Wo schraeges Forschungsverstaendnis und Postmodernismus zusammentreffen
Where Awkward Precepts of Historical Research Meet with Postmodernism

    Die "Kritischen Blaetter..." protestierten juengst gegen die gezielte Ignorierung unpaesslicher Enthuellungen und gegen die Unterschlagung quellenmaessig belegter Ereignisse und historischer Fakten in der Form der  von den verantwortlichen Redakteuren der "Zeitschrift fuer Siebenbuergische Landeskunde" betriebenen Desinformationspolitik /Vgl.
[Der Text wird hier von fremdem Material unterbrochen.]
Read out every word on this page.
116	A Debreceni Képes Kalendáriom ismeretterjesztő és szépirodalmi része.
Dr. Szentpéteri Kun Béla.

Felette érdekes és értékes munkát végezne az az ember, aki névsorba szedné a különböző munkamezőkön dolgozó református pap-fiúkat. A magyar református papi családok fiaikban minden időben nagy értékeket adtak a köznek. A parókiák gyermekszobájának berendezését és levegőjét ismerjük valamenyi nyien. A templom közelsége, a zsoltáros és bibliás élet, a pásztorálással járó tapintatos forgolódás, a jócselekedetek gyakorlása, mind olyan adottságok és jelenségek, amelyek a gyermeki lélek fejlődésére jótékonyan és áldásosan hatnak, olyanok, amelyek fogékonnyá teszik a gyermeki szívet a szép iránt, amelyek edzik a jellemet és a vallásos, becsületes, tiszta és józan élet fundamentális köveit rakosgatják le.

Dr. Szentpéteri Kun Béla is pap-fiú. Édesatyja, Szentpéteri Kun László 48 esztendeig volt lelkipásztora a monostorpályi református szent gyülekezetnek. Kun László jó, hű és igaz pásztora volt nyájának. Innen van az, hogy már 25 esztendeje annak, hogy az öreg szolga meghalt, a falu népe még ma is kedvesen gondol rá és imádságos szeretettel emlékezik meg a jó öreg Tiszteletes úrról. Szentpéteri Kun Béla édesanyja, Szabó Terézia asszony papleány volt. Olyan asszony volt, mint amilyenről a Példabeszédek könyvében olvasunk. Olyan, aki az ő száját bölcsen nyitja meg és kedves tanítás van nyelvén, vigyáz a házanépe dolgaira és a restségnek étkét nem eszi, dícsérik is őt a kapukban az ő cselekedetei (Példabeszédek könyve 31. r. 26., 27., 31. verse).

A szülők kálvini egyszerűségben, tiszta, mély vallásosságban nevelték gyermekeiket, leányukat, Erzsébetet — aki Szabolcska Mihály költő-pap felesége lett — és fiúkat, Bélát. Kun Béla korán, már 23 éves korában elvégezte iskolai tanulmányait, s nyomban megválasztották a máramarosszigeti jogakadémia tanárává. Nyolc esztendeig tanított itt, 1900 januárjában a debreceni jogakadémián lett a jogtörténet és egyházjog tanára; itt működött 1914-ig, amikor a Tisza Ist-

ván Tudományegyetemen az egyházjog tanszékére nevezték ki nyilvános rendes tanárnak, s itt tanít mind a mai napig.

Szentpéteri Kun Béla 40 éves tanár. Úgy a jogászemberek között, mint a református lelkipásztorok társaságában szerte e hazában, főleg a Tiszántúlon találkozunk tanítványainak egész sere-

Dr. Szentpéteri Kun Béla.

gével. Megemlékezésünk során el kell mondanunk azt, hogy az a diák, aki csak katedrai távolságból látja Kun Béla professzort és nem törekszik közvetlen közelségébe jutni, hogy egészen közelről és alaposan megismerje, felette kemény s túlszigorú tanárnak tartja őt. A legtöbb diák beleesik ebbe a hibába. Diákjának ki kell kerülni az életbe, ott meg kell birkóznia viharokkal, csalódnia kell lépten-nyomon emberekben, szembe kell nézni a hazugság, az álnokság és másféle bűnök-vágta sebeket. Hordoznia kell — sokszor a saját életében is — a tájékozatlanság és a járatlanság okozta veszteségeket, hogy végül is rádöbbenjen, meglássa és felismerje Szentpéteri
DAS RECHT AUF INFORMATION/. Auf die Hintergruende soll hier nicht weiter eingegangen, doch darauf hingewiesen werden, dass das so zugeschnittene Forschungs(un)verstaendnis sich eher zufaellig mit der seit den fruehen 70er Jahren des 20. Jahrhunderts in Frankreich und in den englischsprachigen Laendern breitmachenden Sichtweise des sogenannten "Postmodernismus" deckt. Und dass die Vorstoesse der letzten Jahre in Richtung England und USA von dieser zufaelligen "Vetternschaft" nur noch ermutigt werden, belegt die unlaengst durch Peter Haslinger auf H-Net praesentierten "Besprechung" von Harald Roths "Politische Strukturen..." (1994).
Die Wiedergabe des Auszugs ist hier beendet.